Exercise #1: The “S” sound
Relieves anxiety, tense muscles, and fatigue
- Lie on your back with your arms gently straightened out by your side. Lying down is most relaxing, but you can also take a mini-breathing break throughout your day in any position that you find yourself in. Take a deep breath in through your nose. Breathing in through your mouth sends a panic signal through your system, so it is preferable to breathe in through your nose. You can breathe out through your mouth, making an “S” sound as you exhale. This sound is one of the ways to strengthen your diaphragm by making you more aware of your exhalation. Repeat for 5-10 minutes several times per day.
- Make the sound of an “S” during the entire exhalation. Try to make that “S” sound as loud and as long as you can. Allow yourself to exhale normally as you make the “S” sound like a balloon expelling air when the top is open; don’t try and force the breath out.
- After 5 or 10 minutes, stop and observe how you feel. Does your breathing feel any different? Looser? Deeper?
Some common reactions to making the “S” sound are eye tearing, feeling the need to stretch, runny nose, and yawning. These are all good signs! One less common reaction is light-headedness. Although the feeling is uncomfortable, it is a positive sign.
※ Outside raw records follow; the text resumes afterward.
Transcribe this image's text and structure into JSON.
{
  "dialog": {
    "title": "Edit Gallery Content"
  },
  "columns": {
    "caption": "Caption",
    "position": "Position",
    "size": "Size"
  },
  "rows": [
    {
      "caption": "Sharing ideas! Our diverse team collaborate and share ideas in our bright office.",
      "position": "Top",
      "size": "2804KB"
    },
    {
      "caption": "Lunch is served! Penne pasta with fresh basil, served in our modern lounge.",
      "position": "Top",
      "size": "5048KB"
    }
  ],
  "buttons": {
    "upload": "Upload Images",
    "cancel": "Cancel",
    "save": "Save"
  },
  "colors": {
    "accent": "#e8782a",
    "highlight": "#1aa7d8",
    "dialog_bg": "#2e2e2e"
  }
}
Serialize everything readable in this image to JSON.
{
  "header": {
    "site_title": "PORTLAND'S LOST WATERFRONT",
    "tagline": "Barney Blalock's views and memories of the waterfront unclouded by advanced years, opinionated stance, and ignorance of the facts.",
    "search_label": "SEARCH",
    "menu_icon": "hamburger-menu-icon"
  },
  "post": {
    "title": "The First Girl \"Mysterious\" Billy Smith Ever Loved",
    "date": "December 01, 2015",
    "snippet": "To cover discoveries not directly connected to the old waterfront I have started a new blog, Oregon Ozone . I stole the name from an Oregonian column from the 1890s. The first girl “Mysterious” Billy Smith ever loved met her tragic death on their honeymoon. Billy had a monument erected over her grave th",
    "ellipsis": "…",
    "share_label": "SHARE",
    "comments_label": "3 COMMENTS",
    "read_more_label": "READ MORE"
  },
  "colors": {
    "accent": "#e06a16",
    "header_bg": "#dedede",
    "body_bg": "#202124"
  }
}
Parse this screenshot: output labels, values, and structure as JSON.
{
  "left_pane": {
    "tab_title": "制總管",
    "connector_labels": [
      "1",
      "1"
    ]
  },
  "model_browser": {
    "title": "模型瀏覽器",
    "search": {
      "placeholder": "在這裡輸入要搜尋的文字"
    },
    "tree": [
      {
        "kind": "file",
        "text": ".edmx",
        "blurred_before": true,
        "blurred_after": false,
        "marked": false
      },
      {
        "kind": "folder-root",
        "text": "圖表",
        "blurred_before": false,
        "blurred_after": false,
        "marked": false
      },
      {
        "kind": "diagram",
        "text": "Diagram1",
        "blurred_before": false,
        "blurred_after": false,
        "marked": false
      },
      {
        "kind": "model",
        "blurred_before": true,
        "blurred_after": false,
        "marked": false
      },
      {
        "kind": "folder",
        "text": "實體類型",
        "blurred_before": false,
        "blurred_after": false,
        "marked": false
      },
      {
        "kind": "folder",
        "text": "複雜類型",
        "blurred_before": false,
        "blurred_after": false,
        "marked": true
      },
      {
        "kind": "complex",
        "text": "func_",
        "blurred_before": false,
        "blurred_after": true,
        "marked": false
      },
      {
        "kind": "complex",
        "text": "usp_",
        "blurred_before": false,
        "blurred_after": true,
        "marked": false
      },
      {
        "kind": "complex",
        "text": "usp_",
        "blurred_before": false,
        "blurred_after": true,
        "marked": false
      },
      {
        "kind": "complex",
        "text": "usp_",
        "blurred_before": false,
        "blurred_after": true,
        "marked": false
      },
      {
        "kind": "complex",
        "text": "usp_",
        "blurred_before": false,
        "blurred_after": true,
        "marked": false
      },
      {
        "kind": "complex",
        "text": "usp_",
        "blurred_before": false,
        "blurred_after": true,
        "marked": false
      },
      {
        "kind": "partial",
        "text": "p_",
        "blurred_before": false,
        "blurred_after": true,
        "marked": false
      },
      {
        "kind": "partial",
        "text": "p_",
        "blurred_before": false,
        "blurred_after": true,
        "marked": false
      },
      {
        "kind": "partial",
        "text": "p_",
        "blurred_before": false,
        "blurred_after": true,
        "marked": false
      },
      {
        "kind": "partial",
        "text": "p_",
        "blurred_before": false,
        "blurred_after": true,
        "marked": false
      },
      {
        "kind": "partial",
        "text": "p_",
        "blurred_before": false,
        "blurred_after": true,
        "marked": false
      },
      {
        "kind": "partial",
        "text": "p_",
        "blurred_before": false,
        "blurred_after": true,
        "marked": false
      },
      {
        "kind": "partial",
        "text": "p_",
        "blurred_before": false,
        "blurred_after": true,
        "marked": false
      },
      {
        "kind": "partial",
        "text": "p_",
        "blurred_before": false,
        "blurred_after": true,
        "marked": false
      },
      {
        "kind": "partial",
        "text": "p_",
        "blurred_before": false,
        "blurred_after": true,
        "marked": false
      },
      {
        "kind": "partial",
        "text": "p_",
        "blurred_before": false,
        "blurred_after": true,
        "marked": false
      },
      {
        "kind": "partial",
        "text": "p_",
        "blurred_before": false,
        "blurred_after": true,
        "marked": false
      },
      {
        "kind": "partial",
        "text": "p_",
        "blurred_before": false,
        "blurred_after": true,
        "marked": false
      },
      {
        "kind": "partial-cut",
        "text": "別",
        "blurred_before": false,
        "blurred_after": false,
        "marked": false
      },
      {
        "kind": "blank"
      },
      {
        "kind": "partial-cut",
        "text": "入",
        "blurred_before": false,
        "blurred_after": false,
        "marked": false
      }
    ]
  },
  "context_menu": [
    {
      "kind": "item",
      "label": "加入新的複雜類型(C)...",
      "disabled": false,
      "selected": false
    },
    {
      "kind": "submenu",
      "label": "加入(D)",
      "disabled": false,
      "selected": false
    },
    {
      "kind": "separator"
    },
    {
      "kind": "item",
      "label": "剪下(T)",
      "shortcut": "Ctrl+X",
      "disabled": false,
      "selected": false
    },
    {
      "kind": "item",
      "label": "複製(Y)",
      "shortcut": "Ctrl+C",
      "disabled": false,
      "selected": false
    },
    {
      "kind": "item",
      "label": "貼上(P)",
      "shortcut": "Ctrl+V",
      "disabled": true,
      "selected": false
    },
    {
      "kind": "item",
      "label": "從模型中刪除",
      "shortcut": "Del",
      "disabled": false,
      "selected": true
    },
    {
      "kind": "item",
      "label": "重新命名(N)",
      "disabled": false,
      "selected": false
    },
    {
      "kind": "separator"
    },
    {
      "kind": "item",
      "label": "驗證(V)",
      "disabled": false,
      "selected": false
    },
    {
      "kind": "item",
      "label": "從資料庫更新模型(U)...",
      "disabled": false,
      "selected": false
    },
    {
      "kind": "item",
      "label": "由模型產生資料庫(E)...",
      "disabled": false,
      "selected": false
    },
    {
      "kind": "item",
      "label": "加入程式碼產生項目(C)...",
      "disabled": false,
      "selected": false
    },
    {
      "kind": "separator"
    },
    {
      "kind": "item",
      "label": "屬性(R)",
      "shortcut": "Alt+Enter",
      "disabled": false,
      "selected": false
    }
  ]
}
Your muscles need to absorb the extra oxygen. This exercise helps redirect the oxygen to your muscles, thus alleviating your light-headedness.
If you get lightheaded while breathing, do the following exercise:
Make fists with both hands and press the knuckle-side of your fists together in front of your chest; hold for 5 seconds. Then straighten your arms and reach out to the side as far as your arms will let your, keeping your fists closed; hold for 5 seconds.